The mare surface is dominated by low-viscosity mare basalts with phenocryst-poor textures closely related to basalts sampled in the Oceanus Procellarum region. Spectroscopic mapping by Clementine, Chandrayaan-1, and Kaguya reveals iron- and titanium-rich basalts in some locales and more feldspathic compositions near the marginal highlands, mirroring compositional gradients observed at Mare Crisium and Mare Vaporum. Notable geomorphological elements include wrinkle ridges, volcanic rilles, and mare-flooded craters such as Gassendi at the northeastern rim, which contains central peaks and terraces studied in comparison with features in Copernicus and Tycho. Ejecta deposits, secondary crater chains, and pyroclastic deposits inferred from infrared and ultraviolet remote sensing resemble those identified at sites like Aristarchus and Rimae Hyginus.

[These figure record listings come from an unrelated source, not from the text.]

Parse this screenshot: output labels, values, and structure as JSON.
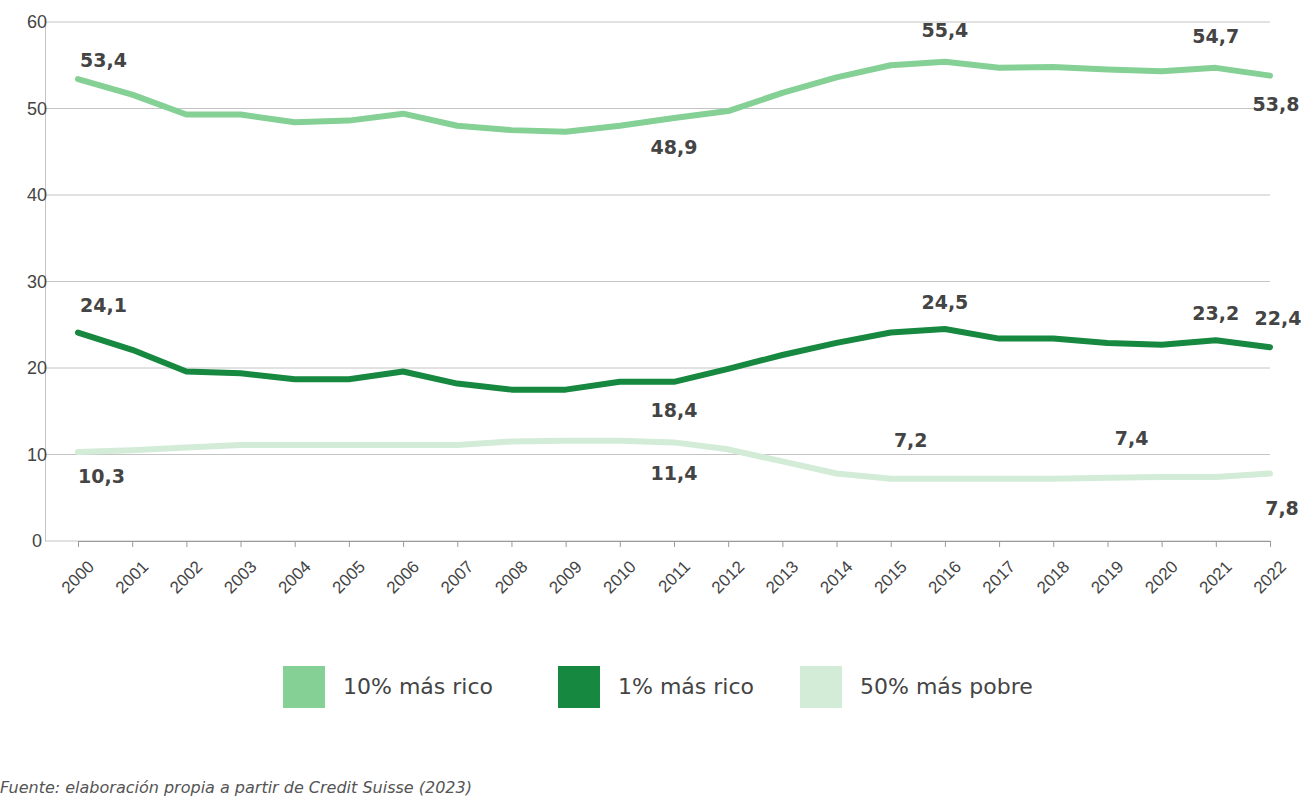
{
  "chart_data": {
    "type": "line",
    "categories": [
      "2000",
      "2001",
      "2002",
      "2003",
      "2004",
      "2005",
      "2006",
      "2007",
      "2008",
      "2009",
      "2010",
      "2011",
      "2012",
      "2013",
      "2014",
      "2015",
      "2016",
      "2017",
      "2018",
      "2019",
      "2020",
      "2021",
      "2022"
    ],
    "series": [
      {
        "name": "10% más rico",
        "color": "#84d095",
        "values": [
          53.4,
          51.6,
          49.3,
          49.3,
          48.4,
          48.6,
          49.4,
          48.0,
          47.5,
          47.3,
          48.0,
          48.9,
          49.7,
          51.8,
          53.6,
          55.0,
          55.4,
          54.7,
          54.8,
          54.5,
          54.3,
          54.7,
          53.8
        ],
        "value_labels": [
          "53,4",
          null,
          null,
          null,
          null,
          null,
          null,
          null,
          null,
          null,
          null,
          "48,9",
          null,
          null,
          null,
          null,
          "55,4",
          null,
          null,
          null,
          null,
          "54,7",
          "53,8"
        ]
      },
      {
        "name": "1% más rico",
        "color": "#16883f",
        "values": [
          24.1,
          22.1,
          19.6,
          19.4,
          18.7,
          18.7,
          19.6,
          18.2,
          17.5,
          17.5,
          18.4,
          18.4,
          19.9,
          21.5,
          22.9,
          24.1,
          24.5,
          23.4,
          23.4,
          22.9,
          22.7,
          23.2,
          22.4
        ],
        "value_labels": [
          "24,1",
          null,
          null,
          null,
          null,
          null,
          null,
          null,
          null,
          null,
          null,
          "18,4",
          null,
          null,
          null,
          null,
          "24,5",
          null,
          null,
          null,
          null,
          "23,2",
          "22,4"
        ]
      },
      {
        "name": "50% más pobre",
        "color": "#d3ecd8",
        "values": [
          10.3,
          10.5,
          10.8,
          11.1,
          11.1,
          11.1,
          11.1,
          11.1,
          11.5,
          11.6,
          11.6,
          11.4,
          10.6,
          9.2,
          7.8,
          7.2,
          7.2,
          7.2,
          7.2,
          7.3,
          7.4,
          7.4,
          7.8
        ],
        "value_labels": [
          "10,3",
          null,
          null,
          null,
          null,
          null,
          null,
          null,
          null,
          null,
          null,
          "11,4",
          null,
          null,
          null,
          "7,2",
          null,
          null,
          null,
          null,
          "7,4",
          null,
          "7,8"
        ]
      }
    ],
    "ylim": [
      0,
      60
    ],
    "yticks": [
      0,
      10,
      20,
      30,
      40,
      50,
      60
    ],
    "grid": true,
    "legend": "bottom",
    "source": "Fuente: elaboración propia a partir de Credit Suisse (2023)"
  }
}
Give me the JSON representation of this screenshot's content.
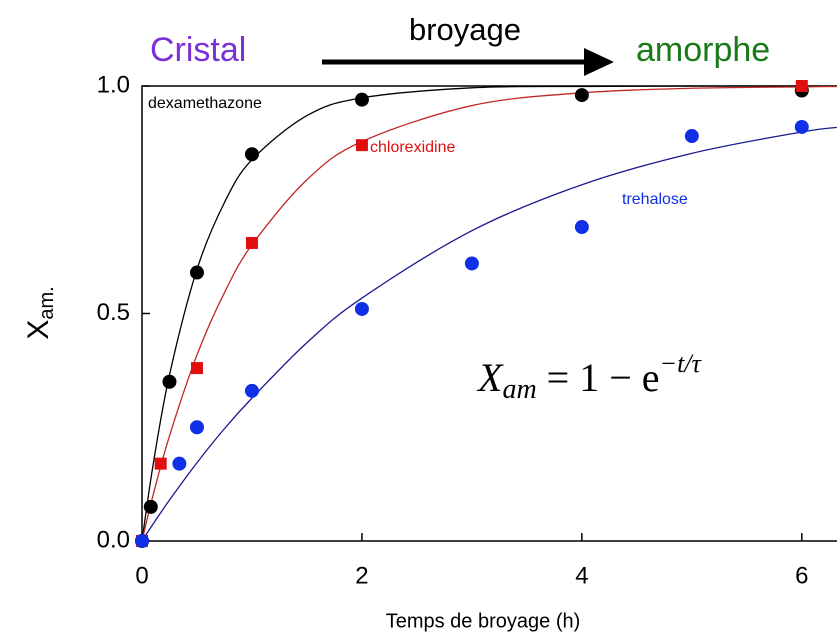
{
  "chart_data": {
    "type": "scatter",
    "annotations": {
      "left": "Cristal",
      "arrow": "broyage",
      "right": "amorphe"
    },
    "formula": {
      "main": "X",
      "sub": "am",
      "rest": " = 1 − e",
      "sup": "−t/τ"
    },
    "xlabel": "Temps de broyage (h)",
    "ylabel": {
      "main": "X",
      "sub": "am."
    },
    "xlim": [
      0,
      6.32
    ],
    "ylim": [
      0,
      1.0
    ],
    "xticks": [
      0,
      2,
      4,
      6
    ],
    "yticks": [
      {
        "value": 0,
        "label": "0.0"
      },
      0.5,
      {
        "value": 1,
        "label": "1.0"
      }
    ],
    "grid": false,
    "series": [
      {
        "name": "dexamethazone",
        "color": "#000000",
        "marker": "circle",
        "x": [
          0,
          0.08,
          0.25,
          0.5,
          1,
          2,
          4,
          6
        ],
        "values": [
          0,
          0.075,
          0.35,
          0.59,
          0.85,
          0.97,
          0.98,
          0.99
        ]
      },
      {
        "name": "chlorexidine",
        "color": "#e01010",
        "marker": "square",
        "x": [
          0,
          0.17,
          0.5,
          1,
          2,
          6
        ],
        "values": [
          0,
          0.17,
          0.38,
          0.655,
          0.87,
          1.0
        ]
      },
      {
        "name": "trehalose",
        "color": "#1030e8",
        "marker": "circle",
        "x": [
          0,
          0.34,
          0.5,
          1,
          2,
          3,
          4,
          5,
          6
        ],
        "values": [
          0,
          0.17,
          0.25,
          0.33,
          0.51,
          0.61,
          0.69,
          0.89,
          0.91
        ]
      }
    ],
    "fit_x": [
      0,
      0.1,
      0.25,
      0.5,
      0.75,
      1,
      1.5,
      2,
      3,
      4,
      5,
      6,
      6.32
    ],
    "fits": [
      {
        "color": "#000000",
        "values": [
          0,
          0.166,
          0.365,
          0.597,
          0.744,
          0.838,
          0.935,
          0.974,
          0.996,
          0.999,
          1.0,
          1.0,
          1.0
        ]
      },
      {
        "color": "#c02828",
        "values": [
          0,
          0.1,
          0.231,
          0.409,
          0.546,
          0.651,
          0.794,
          0.878,
          0.957,
          0.985,
          0.995,
          0.998,
          0.999
        ]
      },
      {
        "color": "#1a1a90",
        "values": [
          0,
          0.037,
          0.09,
          0.172,
          0.247,
          0.314,
          0.436,
          0.534,
          0.682,
          0.783,
          0.852,
          0.899,
          0.909
        ]
      }
    ]
  }
}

Exploration and Observations

Telescopic observations from astronomers such as Galileo Galilei, William Herschel, and Johann Hieronymus Schröter established the basic albedo contrasts that differentiate mare regions; later systematic mapping by Mädler and the Smithsonian Astrophysical Observatory refined coordinates used by photographic surveys. The basin has been imaged at high resolution by Lunar Orbiter missions, by the Clementine multispectral mapper, and by the Lunar Reconnaissance Orbiter Camera, enabling comparisons with returned samples from Apollo and Luna programs. Gravity surveys from GRAIL and topographic profiles from the LOLA instrument have constrained subsurface structure and basin depth. While no crewed Apollo mission landed within this mare, robotic landers such as Luna 9 and orbiters including Chang'e 1 obtained data that inform models applied to this and analogous mare.

Age and Chronology

Crater counting and stratigraphic relations place the basin's formation in the pre-Imbrian to early Nectarian time interval, contemporaneous with basins like Mare Nectaris and older features such as the South Pole–Aitken basin. Mare basalt emplacement occurred later, during the Imbrian epoch, with ages overlapping basalts sampled at Mare Imbrium and Mare Serenitatis as determined by radiometric dating of returned Apollo and Luna samples and crater density calibration techniques developed from studies involving Apollo 16 and Apollo 17. Integrated chronologies using crater size-frequency distributions and isotopic constraints from radiogenic systems such as uranium-lead and samarium-neodymium provide absolute age estimates that link mare flooding episodes across the near side.

Cultural and Scientific Significance

As a visually distinctive mare, it figured in early lunar cartography by Hevelius, Riccioli, and later cartographers whose names persist in modern selenography alongside features commemorating figures like Tycho Brahe and Johannes Kepler. Scientifically, the basin offers a natural laboratory for testing models of basin formation, mare volcanism, and crust-mantle differentiation, complementing investigations at Mare Imbrium and Mare Cognitum. Data from lunar sample curation facilities at institutions such as the Smithsonian Institution, NASA, and the Russian Academy of Sciences underpin comparative petrology studies. Contemporary missions by agencies including NASA, ESA, CNSA, and ISRO continue to refine its context within lunar evolution debates influenced by work from laboratories at MIT, Caltech, and the Max Planck Institute for Solar System Research.